The priest nodded, half in tears and not understanding a word.
"Will we… be able to follow along…?"
Seto smiled—a rare thing.
"Don't worry. Atem struggled at first too, just with where to save files in Excel."
"…Exseru?"
"…A divine tool."
The priests went pale and began to pray. Another new faith was born in the afterlife.
Evening.
When Atem came home, Seto was already there, waiting. Still in his suit from the afterlife.
Atem hung up his coat and said, "Good work today—to both of us."
"I got them to agree to network optimization in today's meeting."
"Hm. Broadband has finally come to the afterlife."
Seto sipped his coffee and laughed quietly.
"A priest came to me in tears because the line dropped during your remote meeting. So I fixed it."
"…It's getting too convenient. The afterlife is going to stop being the afterlife."
"Then the word afterlife will need to be redefined."
Atem burst out laughing.
"You genuinely intend to update the concept of death."
"Inefficient systems get replaced. That's all."
A conversation that could have been a very intellectual domestic argument. But afterward, the two of them ate the same meal together and laughed.
Late night.
In the corner of the room, the gate glowed quietly.
Atem looked up at its light and murmured.
"Still strange, isn't it. The afterlife and the living world, connected right here."
"Boundaries only ever exist where humans drew the line."
Atem turned. Seto was standing there. In the soft light, his voice took on just a touch of warmth.
"If here is where you want to be, the logic can follow afterward."
"You have more flexibility than any god…"
"Gods created the world. I just rebuild it."
Atem smiled and drew closer.
"The results of the rebuild aren't bad."
Seto's mouth curved slightly.
And then silence settled between them. The light from the gate was warm—like a lamp left on at home.
Morning.
Pale light filtered through from beyond the gate connecting the afterlife and the living world.
Atem brewed coffee and turned the pages of a newspaper—a financial paper from the living world, naturally. Beside him, Seto was reviewing afterlife network data.
"That still looks complicated. What are you analyzing?"
"Soul throughput data. The dawn has been coming earlier in the afterlife lately."
"Earlier dawn… does the afterlife have phenomena like that?"
"It does. It seems that when the king smiles, light moves."
Seto made a show of leaning over to look at the paper.
"Smile for me. I'll verify it with data."
Atem set down his coffee cup in exasperation.
"You're probably the only person who tries to measure a king's smile scientifically."
"If I can't measure it, I'll simply report it as a phenomenon."
"You'd write illumination increase due to king's smile in the report?"
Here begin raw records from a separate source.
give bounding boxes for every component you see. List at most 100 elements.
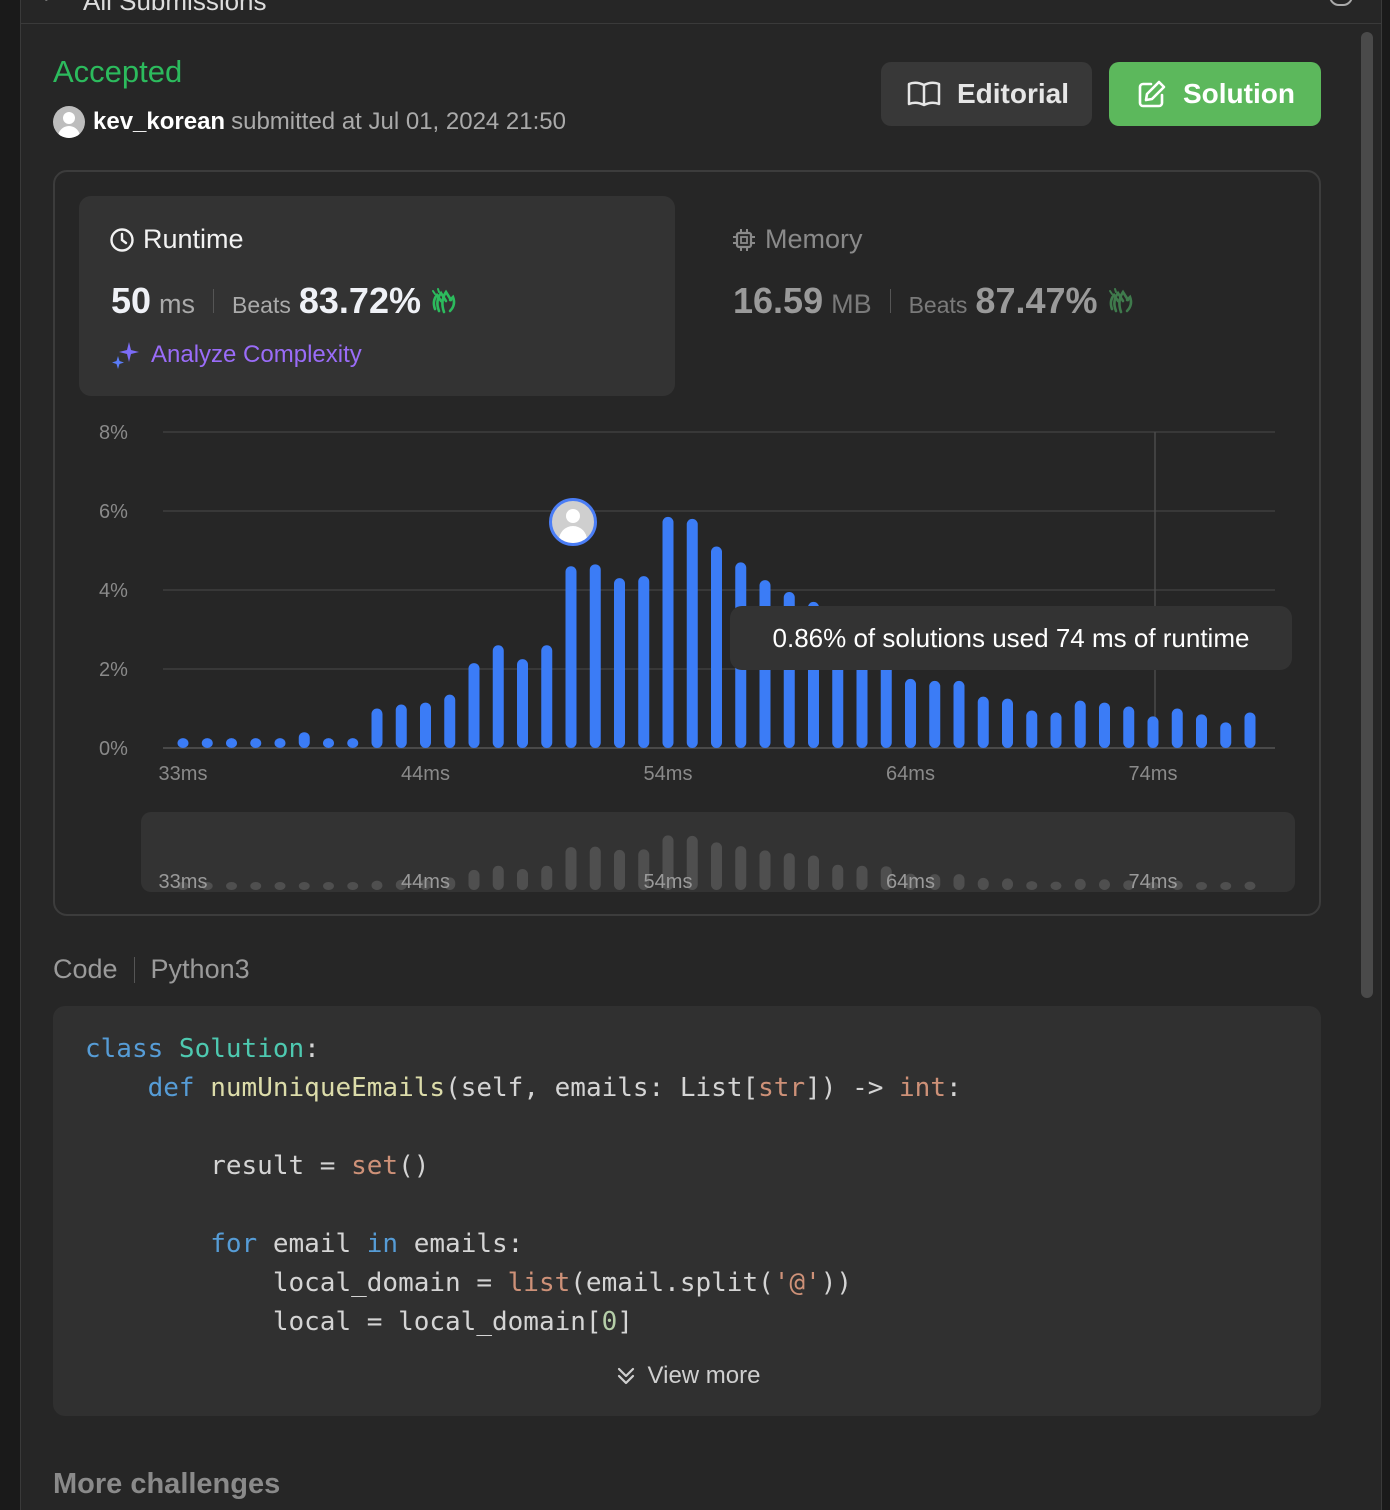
editorial-button[interactable]: Editorial xyxy=(881,62,1092,126)
chart-bar[interactable] xyxy=(468,663,480,748)
submission-meta: kev_korean submitted at Jul 01, 2024 21:5… xyxy=(93,108,566,136)
chart-bar[interactable] xyxy=(1026,710,1038,748)
brush-bar xyxy=(711,842,722,890)
memory-title-text: Memory xyxy=(765,224,863,254)
memory-unit: MB xyxy=(831,289,872,319)
chart-bar[interactable] xyxy=(905,678,916,748)
chart-bar[interactable] xyxy=(929,680,941,748)
analyze-complexity-button[interactable]: Analyze Complexity xyxy=(111,340,362,370)
memory-beats-label: Beats xyxy=(908,292,968,318)
chart-bar[interactable] xyxy=(711,546,722,748)
code-line: local = local_domain[0] xyxy=(85,1307,633,1337)
chart-bar[interactable] xyxy=(977,696,989,748)
chart-bar[interactable] xyxy=(371,708,383,749)
x-tick-label: 54ms xyxy=(644,763,693,785)
brush-bar xyxy=(323,882,334,890)
chevrons-down-icon xyxy=(617,1367,634,1385)
chart-bar[interactable] xyxy=(638,576,650,748)
chart-bar[interactable] xyxy=(323,738,334,748)
chart-bar[interactable] xyxy=(1171,708,1183,749)
brush-tick-label: 44ms xyxy=(401,871,450,892)
code-line: def numUniqueEmails(self, emails: List[s… xyxy=(147,1073,962,1103)
back-arrow-icon[interactable]: ‹ xyxy=(41,0,48,8)
chart-bar[interactable] xyxy=(565,566,577,748)
view-more-button[interactable]: View more xyxy=(53,1362,1321,1390)
chart-bar[interactable] xyxy=(517,659,528,748)
divider xyxy=(889,289,891,313)
edit-icon xyxy=(1138,80,1166,108)
runtime-tab[interactable]: Runtime 50 ms Beats 83.72% Analyze Compl… xyxy=(79,196,675,396)
chart-bar[interactable] xyxy=(298,732,310,748)
brush-bar xyxy=(250,882,262,890)
book-icon xyxy=(907,81,941,107)
brush-bar xyxy=(759,850,771,890)
chart-bar[interactable] xyxy=(686,518,698,748)
user-position-marker[interactable] xyxy=(549,498,597,546)
submitted-at-text: submitted at Jul 01, 2024 21:50 xyxy=(231,108,566,135)
chart-bar[interactable] xyxy=(1244,712,1256,748)
brush-tick-label: 64ms xyxy=(886,871,935,892)
brush-bar xyxy=(735,846,747,890)
chart-bar[interactable] xyxy=(1099,702,1110,748)
editorial-label: Editorial xyxy=(957,78,1070,109)
scrollbar-thumb[interactable] xyxy=(1361,32,1373,998)
brush-bar xyxy=(1196,882,1207,890)
brush-bar xyxy=(347,882,359,890)
chart-bar[interactable] xyxy=(614,578,625,748)
y-tick-label: 6% xyxy=(99,501,128,523)
all-submissions-link[interactable]: All Submissions xyxy=(83,0,267,17)
chart-range-brush[interactable]: 33ms 44ms 54ms 64ms 74ms xyxy=(141,812,1295,892)
brush-bar xyxy=(783,853,795,890)
more-challenges-heading: More challenges xyxy=(53,1468,281,1500)
chart-bar[interactable] xyxy=(662,516,674,748)
analyze-complexity-label: Analyze Complexity xyxy=(151,341,362,368)
clap-icon xyxy=(1108,288,1132,314)
y-tick-label: 0% xyxy=(99,738,128,760)
scrollbar[interactable] xyxy=(1359,32,1375,998)
brush-bar xyxy=(614,849,625,890)
chart-bar[interactable] xyxy=(1123,706,1135,748)
code-header: Code Python3 xyxy=(53,954,250,985)
chart-bar[interactable] xyxy=(1074,700,1086,748)
chart-bar[interactable] xyxy=(274,738,286,748)
username-link[interactable]: kev_korean xyxy=(93,108,225,135)
solution-button[interactable]: Solution xyxy=(1109,62,1321,126)
brush-bar xyxy=(953,874,965,890)
avatar[interactable] xyxy=(53,106,85,138)
chart-bar[interactable] xyxy=(395,704,407,748)
brush-bar xyxy=(492,865,504,890)
chart-bar[interactable] xyxy=(226,738,237,748)
brush-bar xyxy=(1074,878,1086,890)
chart-bar[interactable] xyxy=(1050,712,1062,748)
top-right-icon[interactable] xyxy=(1329,0,1353,6)
brush-bar xyxy=(468,869,480,890)
chart-bar[interactable] xyxy=(1220,722,1232,748)
code-content: class Solution: def numUniqueEmails(self… xyxy=(85,1030,962,1342)
chart-bar[interactable] xyxy=(250,738,262,748)
runtime-title: Runtime xyxy=(109,224,244,255)
runtime-distribution-chart[interactable]: 8% 6% 4% 2% 0% 33ms 44ms 54ms 64ms 74ms xyxy=(55,402,1319,802)
chart-bar[interactable] xyxy=(420,702,431,748)
code-line: for email in emails: xyxy=(210,1229,524,1259)
chart-bar[interactable] xyxy=(177,738,189,748)
memory-tab[interactable]: Memory xyxy=(731,224,863,255)
chart-bar[interactable] xyxy=(492,645,504,748)
chart-bar[interactable] xyxy=(953,680,965,748)
chart-bar[interactable] xyxy=(1002,698,1013,748)
brush-bar xyxy=(298,882,310,890)
chart-bar[interactable] xyxy=(444,694,456,748)
x-tick-label: 74ms xyxy=(1129,763,1178,785)
performance-card: Runtime 50 ms Beats 83.72% Analyze Compl… xyxy=(53,170,1321,916)
brush-bar xyxy=(832,864,844,890)
chart-bar[interactable] xyxy=(589,564,601,748)
chart-bar[interactable] xyxy=(541,645,553,748)
chart-bar[interactable] xyxy=(1196,714,1207,748)
chart-bar[interactable] xyxy=(1147,716,1159,748)
chart-bar[interactable] xyxy=(201,738,213,748)
code-label: Code xyxy=(53,954,118,984)
brush-tick-label: 33ms xyxy=(159,871,208,892)
brush-bar xyxy=(565,847,577,890)
code-block: class Solution: def numUniqueEmails(self… xyxy=(53,1006,1321,1416)
chart-bar[interactable] xyxy=(347,738,359,748)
"Factor in world stability: subjective happiness. That's what I'd write."
Atem started to speak, then laughed and shook his head.
"…Your reasoning is sometimes too sweet. It's a problem."
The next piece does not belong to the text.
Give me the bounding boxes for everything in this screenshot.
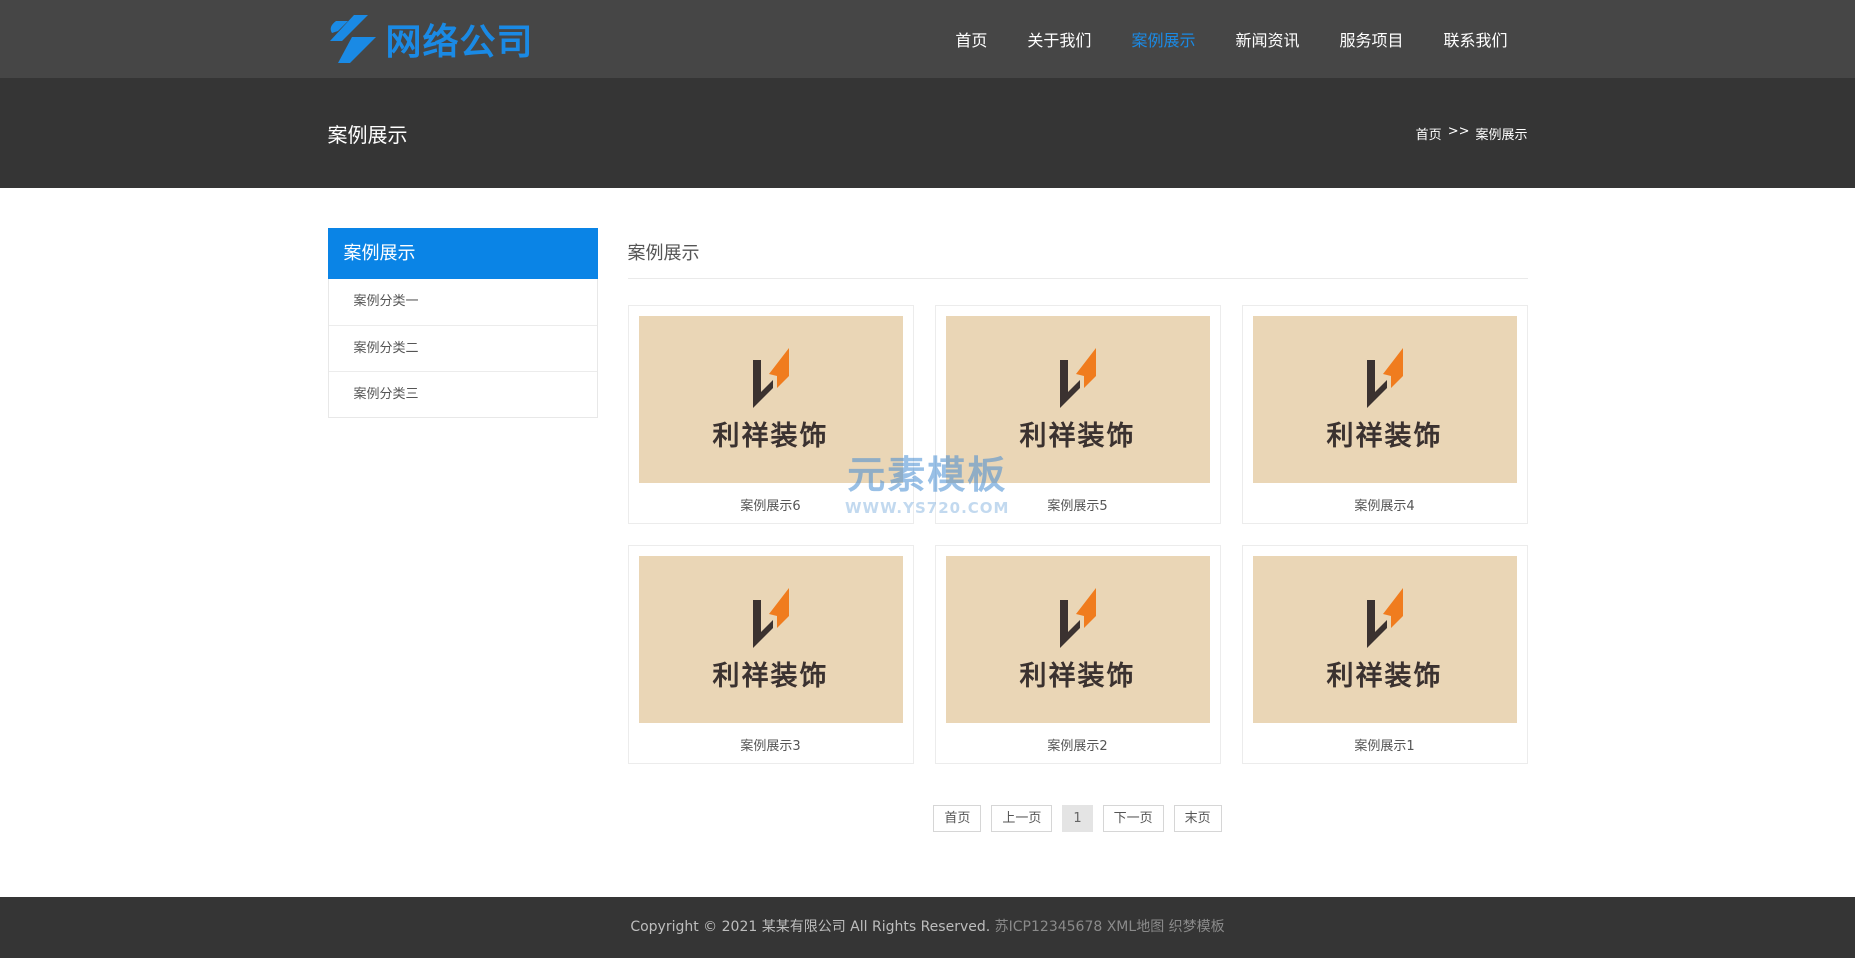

"It's more logical than sugar."
"Don't get flustered using logic."
Seto touched the rim of his glass and said, quietly:
"Being interfered with by the sound of your laughter—it's not bad."
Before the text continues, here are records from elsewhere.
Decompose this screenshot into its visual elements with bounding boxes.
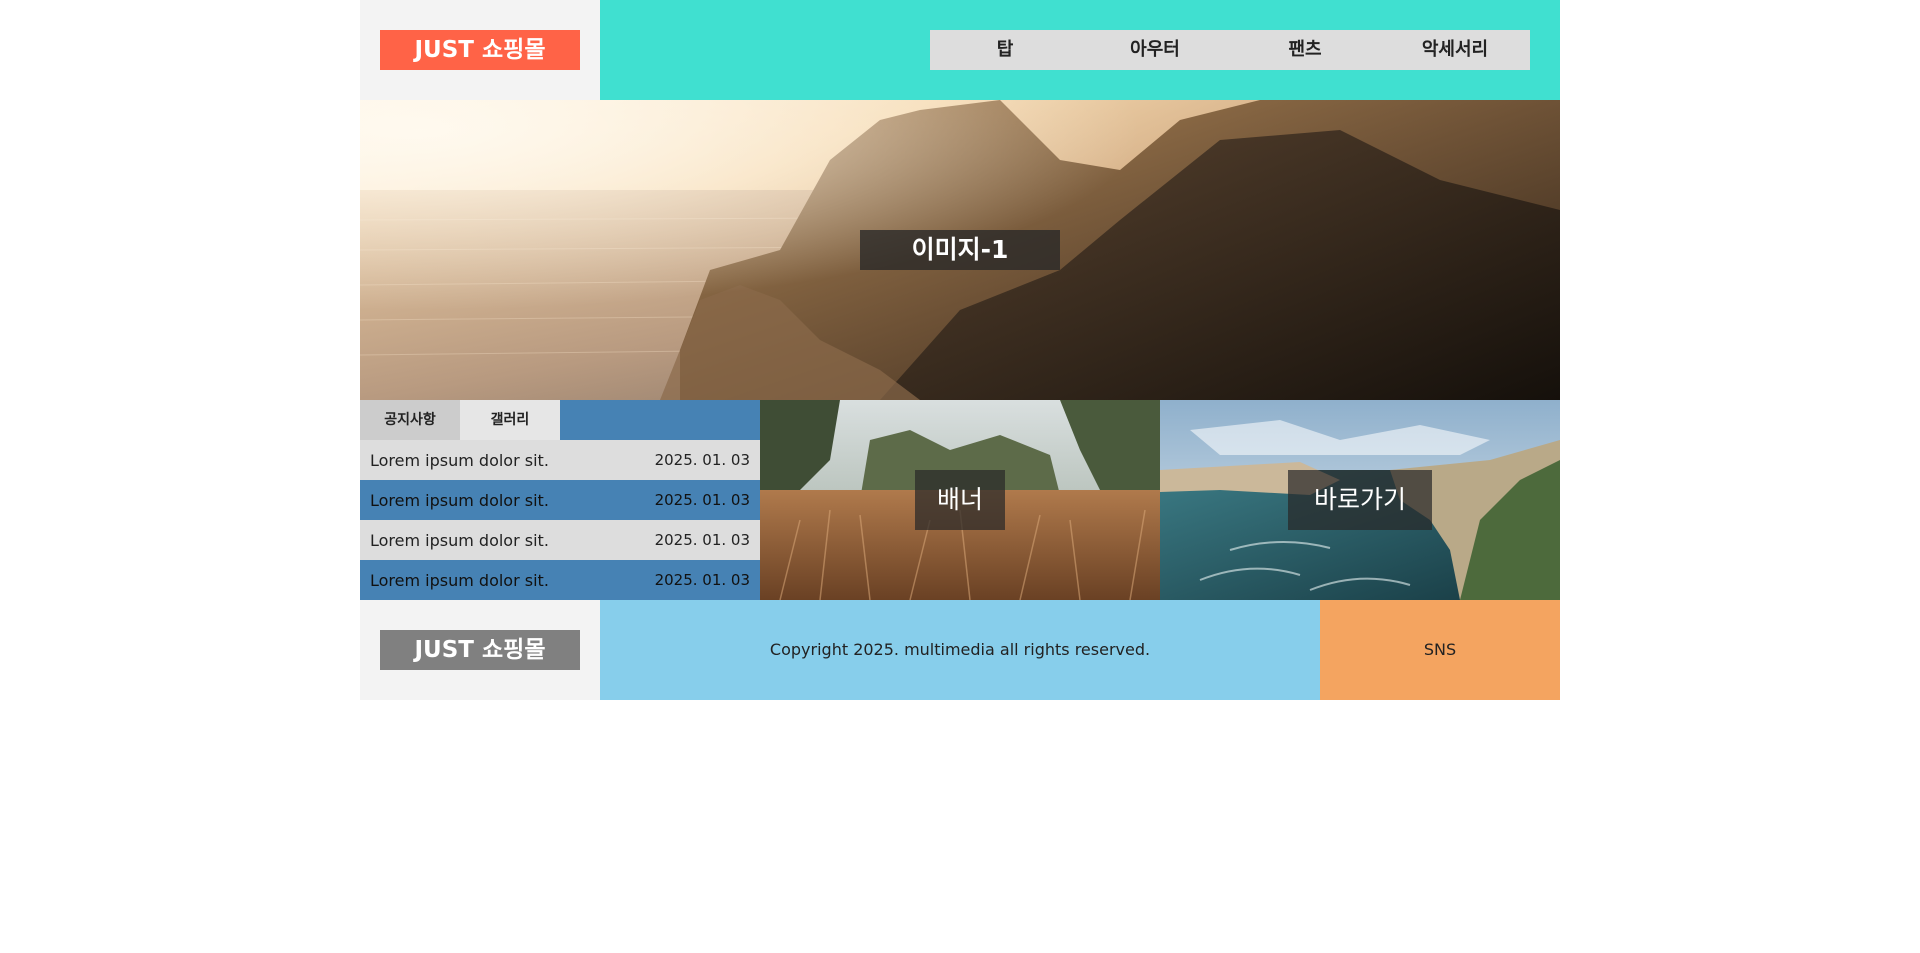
slide-caption: 이미지-1 bbox=[860, 230, 1060, 270]
sns-area[interactable]: SNS bbox=[1320, 600, 1560, 700]
banner-tile[interactable]: 배너 bbox=[760, 400, 1160, 600]
menu-item-accessory[interactable]: 악세서리 bbox=[1380, 30, 1530, 70]
image-slider[interactable]: 이미지-1 bbox=[360, 100, 1560, 400]
notice-row[interactable]: Lorem ipsum dolor sit. 2025. 01. 03 bbox=[360, 520, 760, 560]
contents-row: 공지사항 갤러리 Lorem ipsum dolor sit. 2025. 01… bbox=[360, 400, 1560, 600]
menu-item-pants[interactable]: 팬츠 bbox=[1230, 30, 1380, 70]
notice-title: Lorem ipsum dolor sit. bbox=[370, 530, 549, 550]
menu-item-outer[interactable]: 아우터 bbox=[1080, 30, 1230, 70]
notice-date: 2025. 01. 03 bbox=[654, 571, 750, 589]
main-menu: 탑 아우터 팬츠 악세서리 bbox=[930, 30, 1530, 70]
site-logo[interactable]: JUST 쇼핑몰 bbox=[380, 30, 580, 70]
notice-row[interactable]: Lorem ipsum dolor sit. 2025. 01. 03 bbox=[360, 440, 760, 480]
shortcut-caption: 바로가기 bbox=[1288, 470, 1432, 530]
footer-logo-area: JUST 쇼핑몰 bbox=[360, 600, 600, 700]
shortcut-tile[interactable]: 바로가기 bbox=[1160, 400, 1560, 600]
nav-area: 탑 아우터 팬츠 악세서리 bbox=[600, 0, 1560, 100]
notice-date: 2025. 01. 03 bbox=[654, 531, 750, 549]
notice-title: Lorem ipsum dolor sit. bbox=[370, 450, 549, 470]
logo-area: JUST 쇼핑몰 bbox=[360, 0, 600, 100]
notice-title: Lorem ipsum dolor sit. bbox=[370, 570, 549, 590]
tab-notice[interactable]: 공지사항 bbox=[360, 400, 460, 440]
menu-item-top[interactable]: 탑 bbox=[930, 30, 1080, 70]
board-tabs: 공지사항 갤러리 bbox=[360, 400, 760, 440]
notice-row[interactable]: Lorem ipsum dolor sit. 2025. 01. 03 bbox=[360, 560, 760, 600]
notice-date: 2025. 01. 03 bbox=[654, 491, 750, 509]
site-header: JUST 쇼핑몰 탑 아우터 팬츠 악세서리 bbox=[360, 0, 1560, 100]
banner-caption: 배너 bbox=[915, 470, 1005, 530]
notice-date: 2025. 01. 03 bbox=[654, 451, 750, 469]
notice-title: Lorem ipsum dolor sit. bbox=[370, 490, 549, 510]
footer-logo[interactable]: JUST 쇼핑몰 bbox=[380, 630, 580, 670]
copyright-text: Copyright 2025. multimedia all rights re… bbox=[600, 600, 1320, 700]
tab-gallery[interactable]: 갤러리 bbox=[460, 400, 560, 440]
notice-row[interactable]: Lorem ipsum dolor sit. 2025. 01. 03 bbox=[360, 480, 760, 520]
board-panel: 공지사항 갤러리 Lorem ipsum dolor sit. 2025. 01… bbox=[360, 400, 760, 600]
site-footer: JUST 쇼핑몰 Copyright 2025. multimedia all … bbox=[360, 600, 1560, 700]
page-container: JUST 쇼핑몰 탑 아우터 팬츠 악세서리 이미지-1 공지사항 갤러리 Lo… bbox=[360, 0, 1560, 700]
Atem looked down for a moment and steadied his breath.
"Then tonight I'll add more data."
"As an experiment?"
"As personal interest."
A soft silence moved between them. Outside the window, the skies of the afterlife and the living world overlapped. There was no longer a boundary in either direction.
The king of the afterlife and the scientist of the living world. Living in the same house, analyzing each other—bound not by logic or magic, but by understanding.
The scent of coffee. The faint startup sound of a terminal.
Today, again, their daily life began.